Florence + The Machine und Lorde führen eine Nacht der weiblichen Pop-Power beim Mad Cool 2026 an, während Zara Larssons Bühne Beschwerden wegen Überfüllung auslöst
Der zweite Tag des Mad-Cool-Festivals in Madrid brachte 57.000 Fans, um Lorde, Florence + The Machine, Jennie und Zara Larsson zu sehen, wobei der Auftritt der schwedischen Sängerin Beschwerden wegen Überfüllung auslöste.
Eine Nacht der weiblichen Pop-Power
Der zweite Abend des Mad Cool 2026, der am Donnerstag, den 9. Juli, im Iberdrola Music-Areal im Madrider Stadtteil Villaverde stattfand, war den Frauen in der Popmusik gewidmet.

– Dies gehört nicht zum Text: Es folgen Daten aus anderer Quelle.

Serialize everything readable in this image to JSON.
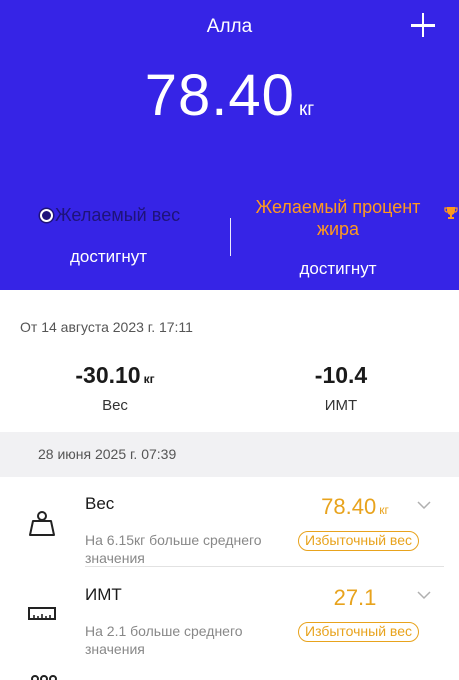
{
  "header": {
    "user_name": "Алла",
    "weight_value": "78.40",
    "weight_unit": "кг",
    "goal_weight": {
      "title": "Желаемый вес",
      "status": "достигнут"
    },
    "goal_fat": {
      "title": "Желаемый процент жира",
      "status": "достигнут"
    }
  },
  "summary": {
    "since_label": "От 14 августа 2023 г. 17:11",
    "weight_diff": {
      "value": "-30.10",
      "unit": "кг",
      "label": "Вес"
    },
    "bmi_diff": {
      "value": "-10.4",
      "label": "ИМТ"
    }
  },
  "measurement_date": "28 июня 2025 г. 07:39",
  "metrics": [
    {
      "icon": "scale-weight-icon",
      "name": "Вес",
      "description": "На 6.15кг больше среднего значения",
      "value": "78.40",
      "unit": "кг",
      "badge": "Избыточный вес"
    },
    {
      "icon": "ruler-icon",
      "name": "ИМТ",
      "description": "На 2.1 больше среднего значения",
      "value": "27.1",
      "unit": "",
      "badge": "Избыточный вес"
    }
  ],
  "colors": {
    "header_bg": "#3624e6",
    "accent_orange": "#ff9a1e",
    "warning_yellow": "#e8a31d",
    "goal_dark": "#1e137a"
  }
}
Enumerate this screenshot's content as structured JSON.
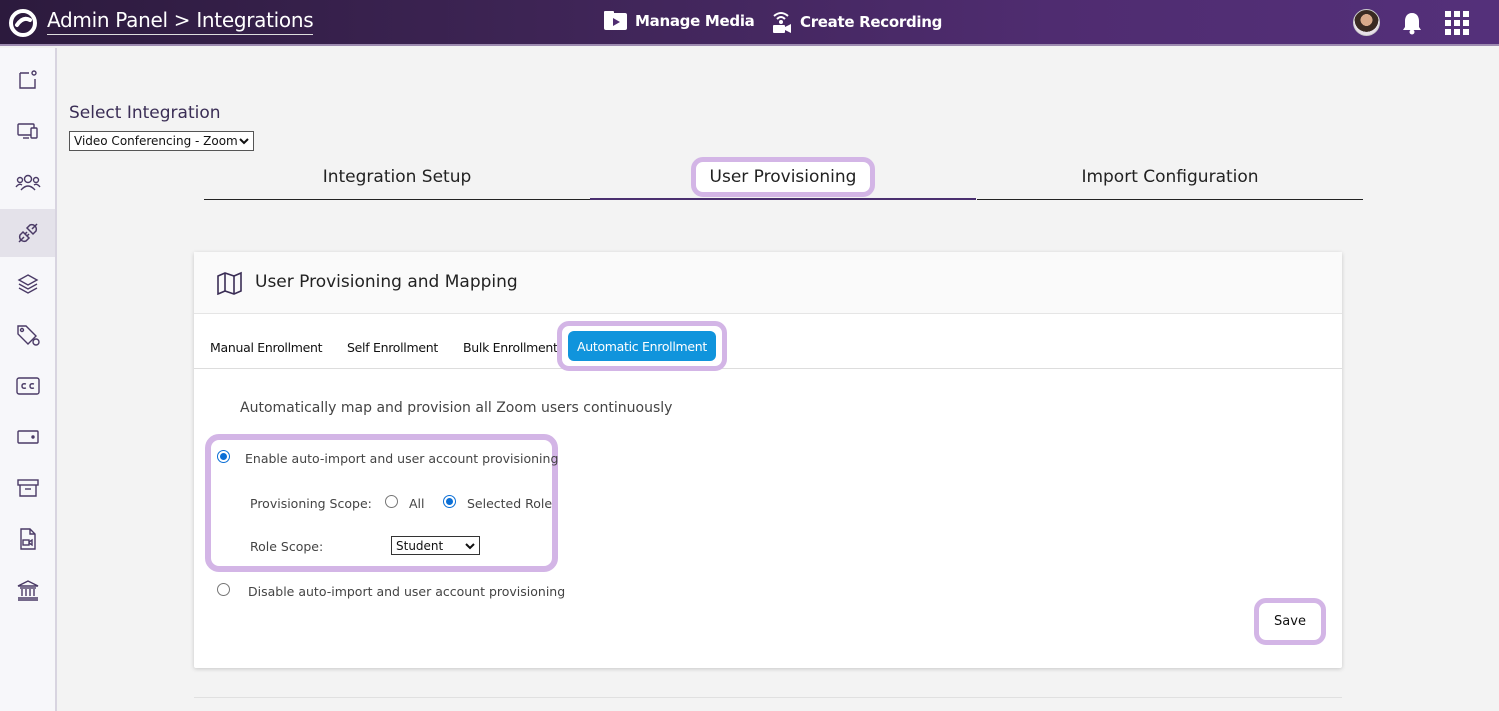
{
  "header": {
    "title": "Admin Panel > Integrations",
    "manage_media": "Manage Media",
    "create_recording": "Create Recording"
  },
  "sidebar": {
    "items": [
      {
        "icon": "page-icon"
      },
      {
        "icon": "devices-icon"
      },
      {
        "icon": "users-icon"
      },
      {
        "icon": "integrations-plug-icon",
        "active": true
      },
      {
        "icon": "layers-icon"
      },
      {
        "icon": "tag-icon"
      },
      {
        "icon": "captions-icon"
      },
      {
        "icon": "card-icon"
      },
      {
        "icon": "archive-icon"
      },
      {
        "icon": "file-video-icon"
      },
      {
        "icon": "institution-icon"
      }
    ]
  },
  "integration": {
    "label": "Select Integration",
    "selected": "Video Conferencing - Zoom"
  },
  "tabs": {
    "setup": "Integration Setup",
    "provisioning": "User Provisioning",
    "import": "Import Configuration"
  },
  "card": {
    "title": "User Provisioning and Mapping",
    "subtabs": {
      "manual": "Manual Enrollment",
      "self": "Self Enrollment",
      "bulk": "Bulk Enrollment",
      "automatic": "Automatic Enrollment"
    },
    "description": "Automatically map and provision all Zoom users continuously",
    "enable_label": "Enable auto-import and user account provisioning",
    "scope_label": "Provisioning Scope:",
    "scope_all": "All",
    "scope_selected_role": "Selected Role",
    "role_scope_label": "Role Scope:",
    "role_scope_value": "Student",
    "disable_label": "Disable auto-import and user account provisioning",
    "save_label": "Save"
  },
  "colors": {
    "accent": "#1094dc",
    "highlight": "#d3b5e6",
    "topbar": "#4f2c70"
  }
}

Als Headliner traten die Neuseeländerin Lorde sowie die Briten Florence + The Machine, die südkoreanische Solistin Jennie von BLACKPINK, die Schwedin Zara Larsson, die Amerikanerin Reneé Rapp und die Irin CMAT auf. Die 57.000-köpfige Menge, deutlich jünger als das Rockpublikum der vorherigen Nacht mit Foo Fighters, bewegte sich unter großer Hitze und gelegentlichen Verzögerungen zwischen den Bühnen.
Florence Welchs Mitternachtsritual
Florence + The Machine betraten um halb eins die Bühne, wobei Frontfrau Florence Welch barfuß in einem gotischen Gaze-Kleid mit flügelartigen Ärmeln erschien. Begleitet von Tänzern und einem Chor, führte sie ein, was mehrere spanische Kritiker als heidnisches Ritual beschrieben, das Indie-Rock-Hymnen mit gospelgeprägter Widerstandskraft verband. Der Set stützte sich stark auf ihr sechstes Album Everybody Scream, das ihre Nahtoderfahrung durch eine Eileiterschwangerschaft schildert. Tausende sangen bei 'Shake It Out', 'King' und 'Dog Days Are Over' mit.
Lordes emotionaler Sonnenuntergangs-Auftritt
Lorde, die zum ersten Mal in Madrid auftrat, begann ihren Auftritt, als die Sonne unterging. Ein Elektrokardiogramm flackerte auf den Bildschirmen, bevor sie mit 'Royals' begann, gefolgt von den neueren Titeln 'What Was That' und 'Broken Glass'. Der Auftritt war intim und körperlich aufgeladen, eine Abkehr vom besinnlichen Ton ihrer vorherigen Solar Power-Tour. Sie schloss mit 'Supercut', 'Green Light' und 'Ribs' und verwandelte persönliche Bekenntnisse in gemeinschaftliche Mitsing-Aktionen.
Das ist echt, das ist keine Simulation.
Jennies K-Pop-Spektakel
Jennie, die solo ohne ihre BLACKPINK-Bandkolleginnen auftrat, lieferte eine streng choreografierte Show ab, die mit dem Fallen eines roten Vorhangs begann. Fans sprinteten zur Bühne, während sie 'Love Hangover' und 'Extra L' performte, aber die größten Reaktionen erntete der virale Hit 'Drácula' und ihre selbstbetitelte Debütsingle. Der Auftritt wurde als theatralische Produktion beschrieben, die mit den besten Festivals der Welt mithalten kann.
Zara Larssons überfüllte Bühne
Zara Larssons Auftritt auf der zweiten Bühne zog große Menschenmengen an und offenbarte, was mehrere Medien als schlechte Bühnenplatzierung bezeichneten. Die schwedische Sängerin, die von einem Barbie-inspirierten Bühnenbild mit Tänzerinnen als Puppen unterstützt wurde, performte 'Midnight Sun' zweimal und griff auf frühe Hits wie 'Lush Life' und 'Symphony' zurück. Das Gedränge der Besucher machte das Erlebnis für viele unangenehm, im Gegensatz zu den geräumigeren Hauptbühnen-Auftritten.